Larry apretó los labios.

—Yo no mato a hombres que tienen las manos atadas —dijo al fin.

—Haces mal, Larry Percival. Porque yo te mataré a ti.

—Bueno es para un hombre saber quién va a ser su verdugo. ¿Cómo te llamas, polizonte?

—Buchanan.

—Muy bien, Buchanan; de momento te quedas sin caballo y sin armas. Espero que para compensarlo te nombren sheriff del condado algún día.

—Seguro que voy a ser el sustituto, o mejor dicho, el sucesor de Whitmore —señaló al muerto con el mentón—, en cuanto se descubra que éste es ya un cadáver. Y puede que te importe saber que te perseguiré como se persigue a un perro rabioso. Y que no tendré en cuenta que hoy no has querido matarme cuando nos volvamos a encontrar.

—Entonces date prisa, Buchanan.

Larry se ciñó las propias fundas del sheriff muerto, revisó las armas y se las guardó, arrojando a continuación el revólver de Buchanan dentro de un cubo de agua. Hecho esto, se dirigió hacia la puerta.

—Buena suerte —dijo.

—Tú vas a necesitarla mucho más que yo, perro.

—Guau, guau… —hizo Larry.

Y salió al porche, junto al cual caracoleaba impaciente el caballo. Lo tranquilizó con unas caricias en el cuello y pudo montarlo al fin, encaminándose hacia el Este, para desorientar al alguacil Buchanan.

Pero sabía de sobra que no iba a conseguirlo.

Buchanan conocía bien el terreno, hacia el Este no se encontraban más que millas y millas de llanura sin ninguna ciudad importante. Todo eran villorrios donde un fugitivo tenía que llamar la atención por fuerza. Y en cambio hacia el Oeste estaba la importante Carson City, en la que cualquiera podía ocultarse.

Pero antes, mucho antes de llegar a Carson City, se encontraba el desierto.

Larry sabía bien que una patrulla enviada en su busca podía dar con él y acorralarle. Y bastaría que Buchanan reuniera a cuatro hombres para no tener escapatoria.

«No creo que junte a más de cuatro o cinco individuos —pensó Larry—, pero ya serán suficientes».

Y entonces comprendió que no tenía más que una solución.

Si se agregaba al grupo de Colman, al menos hasta llegar a Carson City, Buchanan y los voluntarios que pudiera reunir no se atreverían a atacarles. Serían demasiados para ellos solos, sobre todo en el desierto, donde no cabe la sorpresa. Y tendría que morderse los puños de rabia viendo cómo se le escapaba la presa.

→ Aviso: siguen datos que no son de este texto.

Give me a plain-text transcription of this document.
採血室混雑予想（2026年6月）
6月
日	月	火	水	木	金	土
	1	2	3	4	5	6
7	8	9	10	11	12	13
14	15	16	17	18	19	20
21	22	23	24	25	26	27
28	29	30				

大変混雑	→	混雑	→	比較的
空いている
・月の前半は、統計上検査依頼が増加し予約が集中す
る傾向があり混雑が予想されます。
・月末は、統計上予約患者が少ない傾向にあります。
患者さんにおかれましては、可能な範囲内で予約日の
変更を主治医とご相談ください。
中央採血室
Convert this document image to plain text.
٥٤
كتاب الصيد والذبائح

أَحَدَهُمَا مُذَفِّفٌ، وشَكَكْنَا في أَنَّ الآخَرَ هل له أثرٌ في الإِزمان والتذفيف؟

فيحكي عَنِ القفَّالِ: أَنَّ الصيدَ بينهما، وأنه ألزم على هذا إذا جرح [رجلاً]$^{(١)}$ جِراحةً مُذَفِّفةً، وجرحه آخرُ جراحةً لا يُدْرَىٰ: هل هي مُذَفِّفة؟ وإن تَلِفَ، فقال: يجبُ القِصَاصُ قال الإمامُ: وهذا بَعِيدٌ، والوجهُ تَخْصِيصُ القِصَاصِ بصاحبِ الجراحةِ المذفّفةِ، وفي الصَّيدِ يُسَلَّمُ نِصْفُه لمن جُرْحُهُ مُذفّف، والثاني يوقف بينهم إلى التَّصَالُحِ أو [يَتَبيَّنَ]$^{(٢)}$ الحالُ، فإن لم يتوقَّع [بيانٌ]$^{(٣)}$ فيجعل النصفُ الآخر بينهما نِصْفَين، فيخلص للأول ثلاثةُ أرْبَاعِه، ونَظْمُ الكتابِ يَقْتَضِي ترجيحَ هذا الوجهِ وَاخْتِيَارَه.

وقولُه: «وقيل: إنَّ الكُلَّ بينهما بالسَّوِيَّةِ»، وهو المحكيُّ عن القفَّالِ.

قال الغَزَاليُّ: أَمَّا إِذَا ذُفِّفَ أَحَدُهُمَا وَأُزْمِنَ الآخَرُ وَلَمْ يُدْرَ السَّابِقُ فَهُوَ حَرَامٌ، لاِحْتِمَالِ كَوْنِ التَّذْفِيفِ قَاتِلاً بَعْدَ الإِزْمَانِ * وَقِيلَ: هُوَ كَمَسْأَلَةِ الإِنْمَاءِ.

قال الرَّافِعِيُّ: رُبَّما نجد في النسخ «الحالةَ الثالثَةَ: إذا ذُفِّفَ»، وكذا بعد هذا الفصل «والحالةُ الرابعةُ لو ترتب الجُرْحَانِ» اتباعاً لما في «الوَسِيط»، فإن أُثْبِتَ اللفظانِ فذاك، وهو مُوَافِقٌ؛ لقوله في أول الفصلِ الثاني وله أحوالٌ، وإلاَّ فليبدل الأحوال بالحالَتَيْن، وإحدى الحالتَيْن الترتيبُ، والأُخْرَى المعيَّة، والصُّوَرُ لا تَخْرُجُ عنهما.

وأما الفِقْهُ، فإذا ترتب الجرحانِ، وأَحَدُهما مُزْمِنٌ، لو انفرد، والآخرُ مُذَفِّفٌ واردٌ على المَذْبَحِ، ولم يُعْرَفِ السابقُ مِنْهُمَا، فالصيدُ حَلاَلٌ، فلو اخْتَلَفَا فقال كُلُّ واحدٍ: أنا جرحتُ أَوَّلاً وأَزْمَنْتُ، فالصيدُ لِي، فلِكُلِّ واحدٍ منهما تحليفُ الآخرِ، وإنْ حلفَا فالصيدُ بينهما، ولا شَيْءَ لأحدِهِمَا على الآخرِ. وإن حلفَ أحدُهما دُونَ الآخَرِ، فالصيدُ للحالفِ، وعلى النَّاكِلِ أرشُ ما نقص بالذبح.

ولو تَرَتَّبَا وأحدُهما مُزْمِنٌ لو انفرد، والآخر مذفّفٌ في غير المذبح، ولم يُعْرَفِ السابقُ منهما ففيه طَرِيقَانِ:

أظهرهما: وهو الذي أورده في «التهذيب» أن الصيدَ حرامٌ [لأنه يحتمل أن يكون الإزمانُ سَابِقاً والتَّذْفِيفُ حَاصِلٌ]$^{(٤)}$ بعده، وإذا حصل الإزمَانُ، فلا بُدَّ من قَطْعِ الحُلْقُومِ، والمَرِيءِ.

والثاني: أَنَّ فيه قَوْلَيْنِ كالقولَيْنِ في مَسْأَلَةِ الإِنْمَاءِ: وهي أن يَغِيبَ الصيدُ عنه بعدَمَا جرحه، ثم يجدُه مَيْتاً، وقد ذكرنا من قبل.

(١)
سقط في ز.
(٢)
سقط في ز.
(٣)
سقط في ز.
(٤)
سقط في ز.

Larry Percival resolvió, pues, ir en busca del grupo de Colman, que le llevaba unas horas de ventaja.

El recuerdo de Lorna jugó también mucho en esta decisión, pero Larry no quiso confesárselo.

Encontró las huellas de los pistoleros de Colman y al cabo de una hora había empezado a seguirlas con la astucia y la paciencia de un guerrero comanche.